Adapun hubungan asosiasi penyakit parotis epidemika (mumps) menurut Broad Hill yakni :
1)      strength/kekuatan,
Argumen Hill pada dasarnya bahwa hubungan/asosiasi yang kuat lebih bersifat kausa dibanding karena asosiasi yang lemah, jika asosiasi ini dapat dijelaskan melalui beberapa faktor lainnya, maka efek dari faktor itu harus lebih kuat dibanding asosiasi yang diamati dan sehingga akan menjadi terbukti. suatu asosiasi yang lemah tidak mengesampingkan adanya hubungan kausa/sebab-akibat. Contohnya yakni pada penyakit Parotis Epidemika (Mumps) yang umumnya dihubungkan dengan pancreatitis. suatu penjelasan yang membuat hubungan menjadi lemah adalah bahwa penyakit Parotis Epidemika (Mumps) adalah umum diderita oleh anak-anak saja, sehingga beberapa rasio pengukuran dari efek yang secara komparatif kecil dibandingkan dengan rasio pengukuran untuk penyakit yang kurang umum yang dapat menjadi komplikasi dari Parotis Epidemika (Mumps).


(2) konsistensi,
Konsistensi merujuk pada observasi yang berulang dari suatu asosiasi  pada populasi yang berbeda pada keadaan yang berbeda. Tidak adanya konsistensi, bagaimanapun,  tidak mengabaikan hubungan kausa/sebab akibat, karena beberapa efek dihasilkan oleh kausa-nya masing-masing hanya pada kenyataan yang biasanya. Dengan demikian,  dalam hal ini Parotis Epidemika (Mumps) dapat menyebabkan meningoensepalomielitis, orsitis, oporitis, pancreatitis, nepritis, tiroiditis, miokarditis, arthritis, trombositopenia dan parotis epidemika embriopati tetapi komplikasi itu tidak selalu terjadi.
(3) spesifitas
Kriteria yang memerlukan spesifitas yaitu suatu kausa yang menimbulkan satu efek, bukan banyak efek. Pendapat ini sering digunakan untuk menyangkal interpretasi kausa dari eksposur untuk menghubungkan banyaknya efek yang muncul. Dalam hal ini, dengan mencari alasan untuk membebaskan parotis epidemika (mumps) dari salah satu penyebabnya yakni karena terpapar virus dari ludah, muntah atau urin.. Penyakit ini menyebabkan banyak efek/ komplikasi bagi penderitanya yang mayoritas anak-anak.

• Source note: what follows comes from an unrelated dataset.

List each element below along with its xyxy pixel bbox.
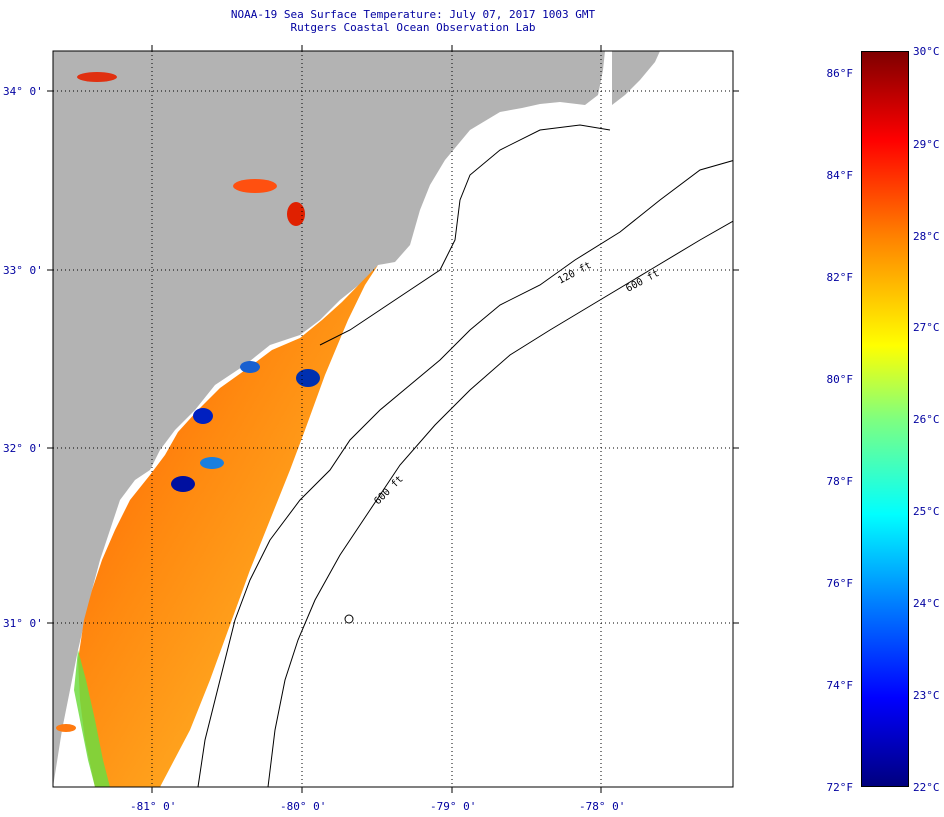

Adanya satu efek dari suatu eksposur tidak dapat memperkecil kemungkinan adanya efek yang lain. Sayang sekali, kriteria ini tidak valid sebagai aturan umum.
 (4) temporalitas
Temporalitas mengacu pada perlunya suatu kausa untuk mendahului munculnya suatu efek. Kriteria ini tidak dapat dibantah, sepanjang observasi kausa apapun yang diklaim harus melibatkan kausa (B) yakni percikan ludah atau muntah dan urin yang mendahului efek (C) pembesaran dan nyeri kelenjar parotis.. Bagaimanapun hal itu tidak terjadi, seiring berjalannya waktu agar suatu bukti menolak hipotesis bahwa (B) dapat menyebabkan (C). Melainkan, observasi dimana (B) diikuti (C) hanya menunjukkan bahwa (B) tidak dapat disebabkan oleh (C). Pada contoh ini,  tidak ada bukti untuk menolak hipotesis bahwa (B) dapat menyebabkan (C) pada contoh ini dimana (B) mendahului (C).
 (5) biological gradient
Biological gradient mengacu pada adanya kurva yang secara tidak langsung menghubungkan dosis–respon. Kita sering mengharapkan seperti adanya hubungan monoton. Dalam hal ini, hidup di perkotaan dimana kemungkinan untuk lebih terpapar dengan ludah, muntah atau urin lebih besar, sehingga lebih berpeluang mengidap penyakit Protis Epidemika (Mumps). Asosiasi yang memperlihatkan kecenderungan monoton pada frekuensi penyakit dengan meningkatnya level eksposur adalah bukan necessary causa; faktor perancu dapt menimbulkan hubungan monoton antara faktor risiko nonkausa dan penyakit jika faktor perancu itu sendiri memperlihatkan biological gradient dalam hubungannya dengan penyakit. Hal ini menunjukkan bahwa adanya hubungan monoton baik necessary causa maupun sufficient causa. Hubungan yang tidak monoton hanya menolak hipotesis kausa yang cukup spesifik untuk memprediksi kurva dosis-respon yang monoton
(6) plausibilitas (dapat diterima akal)
Plausibilitas (diterima akal) adalah hipotesis yang masuk akal secara biologis, suatu perhatian yang penting namun jauh dari objektifitas atau absolut. Suatu kausa yang adekuat, seharusnya membenarkan kejadian yang tidak disengaja dari pengalaman sederhana. Dalam hal ini Penyakit Parotis epidemika memang terjadi karena terpaparnya penderita dengan muntah, liur, atau urin.  Hal ini  merupakan penjelasan yang benar, karena memang benar muntah, liur, atau urin yang menyebabkan Parotis epidemika (Mumps).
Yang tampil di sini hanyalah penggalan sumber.